14/06/2010
Monster Chess is a large-scale collaborative chess-playing robot, based on LEGO’s MINDSTORMS NXT brick. It was created by a core team of five people (Steve Hassenplug, John Brost, Ron McRae, Bryan Bonahoom, and Jenn Wagner, all members of the MCP program) with the assistance of many others. Each square on the board is built using a large LEGO baseplates, resulting in a board that is about 12.5’ on a side; each of the 32 pieces is an autonomous robot, built around an NXT, that can navigate across the board based on color sensors detecting the edges of the squares as well as colorful identification marks in the center of each square. Everything you see is built of unmodified LEGO, exactly the same as you can buy in the store.
Coordinating the game itself is a laptop that can plan moves, moderate human-human games, play either or both sides as a computer opponent, or reproduce historical games and chess puzzles. Running a custom C# program, it interfaces with a standard chess engine to do this in addition to supervising all the pieces.

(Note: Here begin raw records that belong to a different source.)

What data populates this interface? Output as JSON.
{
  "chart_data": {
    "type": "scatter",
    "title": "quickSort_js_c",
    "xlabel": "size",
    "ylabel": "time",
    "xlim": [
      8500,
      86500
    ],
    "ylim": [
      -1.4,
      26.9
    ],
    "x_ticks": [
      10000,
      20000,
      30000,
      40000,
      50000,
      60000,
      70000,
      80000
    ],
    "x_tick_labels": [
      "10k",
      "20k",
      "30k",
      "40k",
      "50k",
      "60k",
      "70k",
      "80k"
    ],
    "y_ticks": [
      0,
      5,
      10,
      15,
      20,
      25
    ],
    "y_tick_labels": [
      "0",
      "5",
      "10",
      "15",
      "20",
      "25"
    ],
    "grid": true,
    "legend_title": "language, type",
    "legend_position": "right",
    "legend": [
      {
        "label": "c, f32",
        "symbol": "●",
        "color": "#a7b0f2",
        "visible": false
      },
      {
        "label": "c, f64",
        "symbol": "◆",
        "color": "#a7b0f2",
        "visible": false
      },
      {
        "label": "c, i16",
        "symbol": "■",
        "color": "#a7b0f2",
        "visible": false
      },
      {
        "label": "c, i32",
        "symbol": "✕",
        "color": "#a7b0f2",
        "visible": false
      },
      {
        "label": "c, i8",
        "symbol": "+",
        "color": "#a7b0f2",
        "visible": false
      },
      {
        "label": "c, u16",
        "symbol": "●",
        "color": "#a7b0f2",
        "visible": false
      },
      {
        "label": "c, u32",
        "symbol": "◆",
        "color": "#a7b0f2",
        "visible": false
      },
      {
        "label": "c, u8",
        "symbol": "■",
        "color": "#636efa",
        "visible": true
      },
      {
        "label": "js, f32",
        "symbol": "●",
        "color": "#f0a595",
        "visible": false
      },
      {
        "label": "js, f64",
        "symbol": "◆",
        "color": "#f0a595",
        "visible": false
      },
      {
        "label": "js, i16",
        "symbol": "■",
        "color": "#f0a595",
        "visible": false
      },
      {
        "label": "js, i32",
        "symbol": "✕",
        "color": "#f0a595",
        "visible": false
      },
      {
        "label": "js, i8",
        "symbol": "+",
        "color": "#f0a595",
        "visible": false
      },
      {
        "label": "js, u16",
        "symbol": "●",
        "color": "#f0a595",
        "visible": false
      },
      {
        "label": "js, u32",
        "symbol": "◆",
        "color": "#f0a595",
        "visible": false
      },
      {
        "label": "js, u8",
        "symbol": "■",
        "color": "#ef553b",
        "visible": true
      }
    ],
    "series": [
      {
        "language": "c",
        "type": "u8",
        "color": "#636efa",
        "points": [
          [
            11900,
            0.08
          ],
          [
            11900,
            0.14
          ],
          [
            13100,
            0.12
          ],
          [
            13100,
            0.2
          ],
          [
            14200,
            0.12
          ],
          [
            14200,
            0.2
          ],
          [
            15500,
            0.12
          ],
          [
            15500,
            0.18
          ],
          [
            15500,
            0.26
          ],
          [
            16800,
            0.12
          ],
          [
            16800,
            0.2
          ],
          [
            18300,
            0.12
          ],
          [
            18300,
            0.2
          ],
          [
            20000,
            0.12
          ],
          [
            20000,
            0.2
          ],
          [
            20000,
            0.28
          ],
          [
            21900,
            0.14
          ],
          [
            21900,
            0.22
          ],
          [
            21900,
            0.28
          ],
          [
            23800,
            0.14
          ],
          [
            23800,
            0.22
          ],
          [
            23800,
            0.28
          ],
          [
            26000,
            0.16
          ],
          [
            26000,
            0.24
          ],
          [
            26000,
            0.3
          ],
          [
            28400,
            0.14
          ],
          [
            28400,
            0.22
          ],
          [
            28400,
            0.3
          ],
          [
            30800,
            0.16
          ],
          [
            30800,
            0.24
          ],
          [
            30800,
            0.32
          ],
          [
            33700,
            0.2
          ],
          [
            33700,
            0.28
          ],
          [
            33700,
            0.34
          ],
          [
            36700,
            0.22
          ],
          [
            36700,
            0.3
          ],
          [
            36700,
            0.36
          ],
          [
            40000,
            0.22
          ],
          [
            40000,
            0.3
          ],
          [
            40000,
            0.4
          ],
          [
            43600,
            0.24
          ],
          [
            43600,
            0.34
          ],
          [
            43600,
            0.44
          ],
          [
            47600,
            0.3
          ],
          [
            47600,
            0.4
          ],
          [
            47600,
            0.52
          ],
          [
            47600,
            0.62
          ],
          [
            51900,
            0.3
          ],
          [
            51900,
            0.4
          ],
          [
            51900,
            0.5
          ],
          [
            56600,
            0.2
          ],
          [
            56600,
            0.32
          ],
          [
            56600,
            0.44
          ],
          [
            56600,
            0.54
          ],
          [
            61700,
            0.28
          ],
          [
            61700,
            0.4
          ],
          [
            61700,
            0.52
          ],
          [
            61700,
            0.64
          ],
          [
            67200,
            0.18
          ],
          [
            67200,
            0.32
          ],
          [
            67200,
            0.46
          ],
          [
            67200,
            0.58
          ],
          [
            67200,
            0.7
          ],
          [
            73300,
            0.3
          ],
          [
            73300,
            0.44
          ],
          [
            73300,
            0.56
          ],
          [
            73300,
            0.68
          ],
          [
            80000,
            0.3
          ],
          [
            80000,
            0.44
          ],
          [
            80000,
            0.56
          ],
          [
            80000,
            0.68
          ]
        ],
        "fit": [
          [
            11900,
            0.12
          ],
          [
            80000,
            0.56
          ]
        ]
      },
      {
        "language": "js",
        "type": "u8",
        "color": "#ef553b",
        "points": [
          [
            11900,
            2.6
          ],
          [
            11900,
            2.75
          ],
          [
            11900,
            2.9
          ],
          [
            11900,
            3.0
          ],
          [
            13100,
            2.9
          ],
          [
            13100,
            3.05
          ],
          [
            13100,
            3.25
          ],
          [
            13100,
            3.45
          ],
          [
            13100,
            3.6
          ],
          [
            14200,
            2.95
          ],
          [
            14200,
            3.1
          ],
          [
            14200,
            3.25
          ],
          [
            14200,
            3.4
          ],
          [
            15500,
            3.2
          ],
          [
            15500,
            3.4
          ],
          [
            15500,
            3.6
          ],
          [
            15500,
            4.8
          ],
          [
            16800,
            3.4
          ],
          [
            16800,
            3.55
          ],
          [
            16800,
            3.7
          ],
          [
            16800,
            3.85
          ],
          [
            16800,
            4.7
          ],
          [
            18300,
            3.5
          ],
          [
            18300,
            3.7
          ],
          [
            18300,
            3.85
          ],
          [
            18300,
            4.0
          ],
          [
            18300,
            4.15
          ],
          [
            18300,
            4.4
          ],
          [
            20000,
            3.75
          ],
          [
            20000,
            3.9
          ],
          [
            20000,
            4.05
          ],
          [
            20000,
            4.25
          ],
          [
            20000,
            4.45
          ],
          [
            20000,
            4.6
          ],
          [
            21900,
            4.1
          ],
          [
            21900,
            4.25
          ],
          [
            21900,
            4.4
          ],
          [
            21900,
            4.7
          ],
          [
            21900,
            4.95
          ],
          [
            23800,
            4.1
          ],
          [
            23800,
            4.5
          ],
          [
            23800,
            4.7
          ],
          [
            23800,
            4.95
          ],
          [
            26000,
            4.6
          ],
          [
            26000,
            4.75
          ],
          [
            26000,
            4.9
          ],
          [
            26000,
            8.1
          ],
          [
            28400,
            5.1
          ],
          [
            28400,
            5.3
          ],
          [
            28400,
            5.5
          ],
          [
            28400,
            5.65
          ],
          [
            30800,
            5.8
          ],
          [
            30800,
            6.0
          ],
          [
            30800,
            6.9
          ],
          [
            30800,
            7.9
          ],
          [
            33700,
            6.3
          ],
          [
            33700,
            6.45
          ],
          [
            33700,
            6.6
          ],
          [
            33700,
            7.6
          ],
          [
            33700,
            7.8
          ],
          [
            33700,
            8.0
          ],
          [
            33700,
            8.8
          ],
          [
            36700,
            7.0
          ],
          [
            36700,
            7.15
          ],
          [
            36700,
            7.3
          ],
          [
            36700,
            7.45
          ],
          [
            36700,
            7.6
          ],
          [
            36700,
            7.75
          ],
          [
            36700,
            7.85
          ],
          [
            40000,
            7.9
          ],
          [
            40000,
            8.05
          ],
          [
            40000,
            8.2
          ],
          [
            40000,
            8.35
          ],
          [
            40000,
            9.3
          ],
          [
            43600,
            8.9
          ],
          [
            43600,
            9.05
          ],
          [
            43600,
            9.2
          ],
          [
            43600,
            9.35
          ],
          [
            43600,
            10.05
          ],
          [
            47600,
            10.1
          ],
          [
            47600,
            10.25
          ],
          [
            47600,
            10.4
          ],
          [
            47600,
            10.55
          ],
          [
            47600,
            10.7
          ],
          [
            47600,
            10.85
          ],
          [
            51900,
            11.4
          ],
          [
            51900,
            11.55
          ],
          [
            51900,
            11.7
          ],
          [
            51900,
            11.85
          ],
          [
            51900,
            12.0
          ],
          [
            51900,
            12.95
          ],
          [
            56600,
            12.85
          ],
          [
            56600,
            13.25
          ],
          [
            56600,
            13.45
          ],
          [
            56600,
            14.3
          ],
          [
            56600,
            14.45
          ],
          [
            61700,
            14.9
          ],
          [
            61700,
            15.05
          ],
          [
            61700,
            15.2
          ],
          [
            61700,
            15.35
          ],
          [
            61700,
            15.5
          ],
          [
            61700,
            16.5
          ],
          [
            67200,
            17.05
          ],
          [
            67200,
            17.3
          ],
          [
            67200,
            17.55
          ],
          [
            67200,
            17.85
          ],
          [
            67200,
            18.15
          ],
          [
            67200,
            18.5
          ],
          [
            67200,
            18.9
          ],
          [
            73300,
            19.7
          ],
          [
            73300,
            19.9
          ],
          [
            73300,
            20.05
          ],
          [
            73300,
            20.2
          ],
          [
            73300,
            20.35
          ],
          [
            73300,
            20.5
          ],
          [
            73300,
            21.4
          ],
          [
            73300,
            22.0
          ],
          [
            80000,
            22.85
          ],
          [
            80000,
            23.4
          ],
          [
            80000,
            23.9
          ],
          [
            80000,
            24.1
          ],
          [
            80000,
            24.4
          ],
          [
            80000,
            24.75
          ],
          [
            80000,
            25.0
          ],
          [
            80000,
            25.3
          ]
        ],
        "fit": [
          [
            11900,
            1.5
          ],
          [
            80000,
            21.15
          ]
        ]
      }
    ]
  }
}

The laptop determines what is to move, and instructs the robot pieces where to go using a Bluetooth connection, and can speed things up by commanding several robots to move simultaneously (for instance, to allow diagonal moves, or in resetting the board). Many of the pieces also have animations that they can perform – for example, the knight moves its hooves, and the rook can fire a cannon at the enemy king to deliver check. The robot pieces themselves are programming in National Instruments LabVIEW, and can manage things like monitoring their own battery voltage (so that a robot with almost dead batteries can be swapped out automatically for a “spare” one standing by).
Monster Chess will make its first public appearance at Brickworld, a large LEGO convention in the Chicago area, Jun 18-20. It will be open to the public from 10 AM to 4 PM Saturday the 19th, and 10 AM to 3 PM Sunday the 20th. For more information, visit Brickworld
In total there are more than 100,000 individual LEGO pieces in the model, (including the board, the robots, decorations to the robots, a move entry system, and a clock). It uses 38 separate NXTs (32 pieces plus two spares, as well as an extra NXT built into each king & queen), 136 color sensors, 16 touch sensors with 4 touch sensor multiplexers, and 102 motors. Each robot runs on rechargeable batteries that last about four games on average. The approximate retail cost would probably be around $30,000.